Saturday, January 9, 2010

When Is An 80 an 80?

Aaron Eyler writes a blog on technology in education entitled Synthesizing Education, and posted an interesting blog entitled When Is An “80″ Not An “80″?: Grades in Schools. At the end, Eyler states

I understand that the primary focus on grading is parental, community, and higher-education pressure, but we need to make movement in finding more effective ways to analyze students internally and externally. In other words, an “80″ in my district as a final grade should be the same as an “80″ in yours. This is a daunting (maybe impossible) task, but that doesn’t mean we can ignore it.


It's a laudable goal, but frankly, he's living on a completely different planet than where I teach.

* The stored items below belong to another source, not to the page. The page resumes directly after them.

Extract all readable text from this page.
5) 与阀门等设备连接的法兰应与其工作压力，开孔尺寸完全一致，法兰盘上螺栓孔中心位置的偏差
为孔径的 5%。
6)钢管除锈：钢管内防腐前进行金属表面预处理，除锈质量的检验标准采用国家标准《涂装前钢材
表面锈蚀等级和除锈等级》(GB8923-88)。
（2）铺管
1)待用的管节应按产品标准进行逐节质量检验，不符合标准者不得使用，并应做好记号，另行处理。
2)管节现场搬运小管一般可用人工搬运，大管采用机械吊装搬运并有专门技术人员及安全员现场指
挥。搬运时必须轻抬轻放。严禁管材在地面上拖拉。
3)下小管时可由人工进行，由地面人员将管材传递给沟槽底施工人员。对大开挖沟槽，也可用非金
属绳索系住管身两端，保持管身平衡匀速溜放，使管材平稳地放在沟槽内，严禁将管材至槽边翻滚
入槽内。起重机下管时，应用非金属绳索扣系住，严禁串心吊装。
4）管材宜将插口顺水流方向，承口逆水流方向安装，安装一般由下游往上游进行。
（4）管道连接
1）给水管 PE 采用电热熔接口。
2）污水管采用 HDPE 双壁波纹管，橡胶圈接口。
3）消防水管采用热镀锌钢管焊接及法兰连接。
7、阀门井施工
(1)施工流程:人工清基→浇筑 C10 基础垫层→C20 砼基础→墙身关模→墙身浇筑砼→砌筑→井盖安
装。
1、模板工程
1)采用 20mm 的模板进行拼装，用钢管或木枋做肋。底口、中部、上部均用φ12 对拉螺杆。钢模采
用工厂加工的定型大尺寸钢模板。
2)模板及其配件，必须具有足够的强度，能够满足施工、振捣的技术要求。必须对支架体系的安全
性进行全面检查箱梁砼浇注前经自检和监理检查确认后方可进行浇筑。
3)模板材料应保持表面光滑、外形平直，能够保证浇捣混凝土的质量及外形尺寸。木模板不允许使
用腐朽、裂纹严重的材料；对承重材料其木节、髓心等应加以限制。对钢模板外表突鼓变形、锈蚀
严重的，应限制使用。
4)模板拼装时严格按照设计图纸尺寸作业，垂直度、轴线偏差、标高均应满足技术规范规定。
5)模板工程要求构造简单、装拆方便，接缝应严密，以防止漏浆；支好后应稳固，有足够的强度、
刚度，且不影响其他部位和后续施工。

Back when I taught at Bethel, I taught seventh graders and was incredibly tough on them when it came to grading reading and writing. Parents complained at first, but by the end of the year the students adapted and their grades improved despite me sticking to my assessing guns. Fast forward to this school year: same grade, same subject, but radically different students. I gave my first graded assignment of the year and graded the same way I normally do. Their grades? 80% failure rate.

I initially wanted to be obstinate and make my students rise to meet the standard, but frankly it's an impossible task. The students I teach come from a completely different educational background and as a result, the metric I used to assess these students was worthless; there was no way my principal or my program manager would accept a failure rate that high. I ended up changing my assessment methods to meet their needs as well a provide a hurdle high enough that the students would have to improve to truly succeed. Is it working? Well, I do have a perfect bell curve for my grades so I think it's safe to assume my grading method works with these students just fine.

In the end, there is only one way to ensure that an 80% is an 80% across the board, and that is to use standardized assessments, which is what we do with our yearly standardized testing. In other words, the only way we could work to achieve Eyler's goal would be to make every single assessment we give to our students in every single school a standardized assessment. Of course, this is completely impossible, so I'm not sweating it too much.

1 comment:

Mikki Black said...

This is a very interesting post. Thanks for sharing your thoughts and for sharing the link on SCL.